10 bit right justified: 000000.xx xxxxxxxx
10 bit left justified: 0. xxxxxxxx xx000000

2) If I'm not oversampling, I use a single left-justified conversion. Alternatively, I can oversample 64 10 bit right-justified conversions by summing them:

000000.xx xxxxxxxx summed 64 times = 0. xxxxxxxx xxxxxxxx

As a benefit, if you introduce 1/2 LSB white noise to your input signal, you actually gain 6 additional bits (3 are significant -- known as dithering).

3) Multiply the the the value by the full scale input voltage (or, a 10^n scaled input voltage):

4) Round the result if desired.

-------------------------
Example:

FS = 12V, Input voltage = 4.567V, desired output resolution 3 digits (10^3), 64 oversampled RJ conversions.

A/D out = .01100001 01101101

Multiply by 12,000 (12 * 10^3 for millivolt resolution):

.01100001 01101101 x 00101110 11100000 = 00010001 11010110 . 11010101 01100000 = [4566(d)].[spurious bits]

Add in 1/2 for rounding:

00010001 11010110 . 11010101 01100000 + .10000000 = 00010001 11010111 . 01010101 01100000 = [4567(d)].[discarded bits]

One multiply and an add, and all done.

 

I still don't understand why you guys all insist on division. It's not necessary.

We're not doing division. This is just a demonstration of what you need to pay attention to when you work with integer arithmetic.
You can still do the equivalent of ( (n + 512) >> 10 ).

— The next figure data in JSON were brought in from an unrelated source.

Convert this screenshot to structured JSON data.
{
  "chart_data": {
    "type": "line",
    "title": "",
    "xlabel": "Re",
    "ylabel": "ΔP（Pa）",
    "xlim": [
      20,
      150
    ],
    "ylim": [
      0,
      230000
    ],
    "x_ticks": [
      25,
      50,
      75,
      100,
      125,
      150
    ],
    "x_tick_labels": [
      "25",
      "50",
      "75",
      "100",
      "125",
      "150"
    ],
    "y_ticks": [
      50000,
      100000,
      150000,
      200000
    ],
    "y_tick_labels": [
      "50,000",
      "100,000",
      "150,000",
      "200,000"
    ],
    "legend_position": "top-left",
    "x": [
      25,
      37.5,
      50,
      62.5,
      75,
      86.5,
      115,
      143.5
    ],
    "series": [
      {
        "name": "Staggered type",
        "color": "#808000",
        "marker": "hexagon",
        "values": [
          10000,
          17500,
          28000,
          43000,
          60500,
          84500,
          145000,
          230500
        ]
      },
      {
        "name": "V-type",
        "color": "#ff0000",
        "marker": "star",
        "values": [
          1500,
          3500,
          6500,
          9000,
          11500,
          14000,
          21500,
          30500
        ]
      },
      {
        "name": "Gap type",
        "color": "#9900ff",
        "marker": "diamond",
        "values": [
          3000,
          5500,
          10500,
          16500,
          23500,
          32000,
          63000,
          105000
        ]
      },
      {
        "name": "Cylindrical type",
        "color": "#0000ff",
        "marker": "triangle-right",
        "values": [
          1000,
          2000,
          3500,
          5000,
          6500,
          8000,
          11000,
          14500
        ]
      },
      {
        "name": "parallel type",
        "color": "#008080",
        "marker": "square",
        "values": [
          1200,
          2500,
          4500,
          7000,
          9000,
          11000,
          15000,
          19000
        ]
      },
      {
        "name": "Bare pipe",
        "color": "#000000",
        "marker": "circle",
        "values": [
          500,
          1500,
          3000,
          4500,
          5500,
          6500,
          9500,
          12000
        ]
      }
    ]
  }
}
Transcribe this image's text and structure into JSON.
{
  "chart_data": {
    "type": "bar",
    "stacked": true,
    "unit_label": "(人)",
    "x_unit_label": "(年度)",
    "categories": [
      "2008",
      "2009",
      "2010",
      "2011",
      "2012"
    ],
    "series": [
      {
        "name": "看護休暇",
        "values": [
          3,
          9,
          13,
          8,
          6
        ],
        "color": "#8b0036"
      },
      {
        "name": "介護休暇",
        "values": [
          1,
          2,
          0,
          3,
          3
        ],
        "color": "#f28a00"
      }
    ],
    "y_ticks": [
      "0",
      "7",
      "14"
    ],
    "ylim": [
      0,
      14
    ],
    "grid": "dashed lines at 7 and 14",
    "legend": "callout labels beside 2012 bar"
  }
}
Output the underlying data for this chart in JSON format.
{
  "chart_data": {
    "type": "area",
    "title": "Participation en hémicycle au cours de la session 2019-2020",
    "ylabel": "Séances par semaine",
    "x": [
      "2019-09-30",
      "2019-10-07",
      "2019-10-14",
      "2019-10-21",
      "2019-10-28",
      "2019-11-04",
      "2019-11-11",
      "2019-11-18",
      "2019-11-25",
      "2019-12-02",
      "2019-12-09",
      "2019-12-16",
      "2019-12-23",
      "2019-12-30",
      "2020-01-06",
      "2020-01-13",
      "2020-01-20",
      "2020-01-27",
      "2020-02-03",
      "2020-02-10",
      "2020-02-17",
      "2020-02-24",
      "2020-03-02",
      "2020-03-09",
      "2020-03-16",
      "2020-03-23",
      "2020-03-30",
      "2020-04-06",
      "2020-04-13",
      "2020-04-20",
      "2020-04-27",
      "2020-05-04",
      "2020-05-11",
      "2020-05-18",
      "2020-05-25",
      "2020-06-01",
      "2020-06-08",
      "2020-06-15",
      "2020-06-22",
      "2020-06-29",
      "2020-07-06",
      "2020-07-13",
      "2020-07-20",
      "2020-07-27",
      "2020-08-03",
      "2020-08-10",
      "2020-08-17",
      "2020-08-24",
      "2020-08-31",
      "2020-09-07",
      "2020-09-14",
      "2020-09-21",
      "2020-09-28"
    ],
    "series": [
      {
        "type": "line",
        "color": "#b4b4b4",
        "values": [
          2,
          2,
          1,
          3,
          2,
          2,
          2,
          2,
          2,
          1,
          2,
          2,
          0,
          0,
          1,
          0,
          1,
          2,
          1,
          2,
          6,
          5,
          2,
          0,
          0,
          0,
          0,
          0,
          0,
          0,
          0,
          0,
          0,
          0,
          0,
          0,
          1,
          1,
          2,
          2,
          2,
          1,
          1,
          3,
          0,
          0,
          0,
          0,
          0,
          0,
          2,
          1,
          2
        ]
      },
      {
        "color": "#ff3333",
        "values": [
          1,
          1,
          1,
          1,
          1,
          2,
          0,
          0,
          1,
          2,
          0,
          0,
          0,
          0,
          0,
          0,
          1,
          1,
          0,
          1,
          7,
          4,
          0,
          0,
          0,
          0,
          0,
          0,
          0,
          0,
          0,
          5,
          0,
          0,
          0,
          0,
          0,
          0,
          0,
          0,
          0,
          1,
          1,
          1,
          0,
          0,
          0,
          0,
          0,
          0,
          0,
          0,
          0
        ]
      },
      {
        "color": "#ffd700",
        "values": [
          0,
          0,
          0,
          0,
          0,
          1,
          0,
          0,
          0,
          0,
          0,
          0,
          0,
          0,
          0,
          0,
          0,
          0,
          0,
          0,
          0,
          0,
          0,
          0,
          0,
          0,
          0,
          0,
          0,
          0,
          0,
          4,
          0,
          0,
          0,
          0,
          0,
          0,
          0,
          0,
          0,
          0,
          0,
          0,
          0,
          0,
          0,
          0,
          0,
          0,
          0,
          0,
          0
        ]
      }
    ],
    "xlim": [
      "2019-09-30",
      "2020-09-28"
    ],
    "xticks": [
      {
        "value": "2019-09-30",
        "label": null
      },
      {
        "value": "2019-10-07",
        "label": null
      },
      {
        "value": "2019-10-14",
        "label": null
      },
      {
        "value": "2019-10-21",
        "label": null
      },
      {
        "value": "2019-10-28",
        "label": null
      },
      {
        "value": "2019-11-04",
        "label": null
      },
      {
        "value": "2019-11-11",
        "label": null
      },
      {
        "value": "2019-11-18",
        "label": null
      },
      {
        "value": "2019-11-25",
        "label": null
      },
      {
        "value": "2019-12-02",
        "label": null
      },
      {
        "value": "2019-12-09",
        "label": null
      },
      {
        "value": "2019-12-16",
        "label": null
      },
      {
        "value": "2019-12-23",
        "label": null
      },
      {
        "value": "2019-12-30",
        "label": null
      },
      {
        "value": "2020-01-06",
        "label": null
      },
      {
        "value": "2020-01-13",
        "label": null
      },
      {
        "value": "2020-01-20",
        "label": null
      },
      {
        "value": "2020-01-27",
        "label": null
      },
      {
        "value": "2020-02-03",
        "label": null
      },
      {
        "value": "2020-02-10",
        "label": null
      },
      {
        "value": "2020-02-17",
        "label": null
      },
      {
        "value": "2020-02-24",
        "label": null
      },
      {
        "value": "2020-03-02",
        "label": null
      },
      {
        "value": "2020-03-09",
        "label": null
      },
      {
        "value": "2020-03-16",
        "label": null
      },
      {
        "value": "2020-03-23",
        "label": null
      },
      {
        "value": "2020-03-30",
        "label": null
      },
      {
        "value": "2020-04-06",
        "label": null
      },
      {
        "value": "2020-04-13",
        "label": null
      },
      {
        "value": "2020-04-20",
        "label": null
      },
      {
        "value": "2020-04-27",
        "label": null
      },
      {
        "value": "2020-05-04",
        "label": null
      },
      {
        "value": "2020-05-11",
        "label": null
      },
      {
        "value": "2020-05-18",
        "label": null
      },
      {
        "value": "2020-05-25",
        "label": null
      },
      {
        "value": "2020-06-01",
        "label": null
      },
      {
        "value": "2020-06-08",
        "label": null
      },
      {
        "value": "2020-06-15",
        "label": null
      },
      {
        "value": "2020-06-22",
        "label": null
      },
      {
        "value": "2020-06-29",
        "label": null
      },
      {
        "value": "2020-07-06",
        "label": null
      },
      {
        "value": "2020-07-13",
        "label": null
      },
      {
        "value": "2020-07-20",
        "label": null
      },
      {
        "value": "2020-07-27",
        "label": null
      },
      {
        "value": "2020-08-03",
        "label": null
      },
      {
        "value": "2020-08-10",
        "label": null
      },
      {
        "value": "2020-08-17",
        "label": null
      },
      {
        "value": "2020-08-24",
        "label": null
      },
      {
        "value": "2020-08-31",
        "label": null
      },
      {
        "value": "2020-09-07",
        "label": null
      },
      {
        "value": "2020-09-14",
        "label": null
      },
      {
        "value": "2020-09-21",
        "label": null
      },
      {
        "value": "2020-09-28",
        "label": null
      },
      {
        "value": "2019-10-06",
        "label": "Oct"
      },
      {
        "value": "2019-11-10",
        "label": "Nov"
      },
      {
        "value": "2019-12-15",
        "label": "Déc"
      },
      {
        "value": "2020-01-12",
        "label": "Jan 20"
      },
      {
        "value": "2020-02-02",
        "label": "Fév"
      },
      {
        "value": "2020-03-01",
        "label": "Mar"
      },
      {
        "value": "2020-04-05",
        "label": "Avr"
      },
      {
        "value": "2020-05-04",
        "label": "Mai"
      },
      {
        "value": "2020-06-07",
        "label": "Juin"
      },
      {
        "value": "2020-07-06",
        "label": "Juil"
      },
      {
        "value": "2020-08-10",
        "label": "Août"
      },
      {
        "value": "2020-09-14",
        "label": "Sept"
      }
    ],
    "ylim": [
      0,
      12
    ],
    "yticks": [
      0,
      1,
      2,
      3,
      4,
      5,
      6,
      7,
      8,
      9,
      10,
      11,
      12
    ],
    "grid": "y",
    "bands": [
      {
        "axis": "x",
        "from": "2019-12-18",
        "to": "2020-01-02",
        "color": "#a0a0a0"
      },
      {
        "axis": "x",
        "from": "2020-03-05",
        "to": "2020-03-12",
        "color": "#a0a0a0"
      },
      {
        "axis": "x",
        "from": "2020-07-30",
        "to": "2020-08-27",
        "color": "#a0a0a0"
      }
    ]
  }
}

I have calculated dewpoint to one decimal place from temperature and humidity readings entirely in integer arithmetic. I want to see someone else beat that.

 

I have calculated dewpoint to one decimal place from temperature and humidity readings entirely in integer arithmetic.

What is your implication? That operations on fixed point binary values are not entirely integer arithmetic?

If so, I emphatically disagree. The fixed point simply implies a shift, which you do explicitly.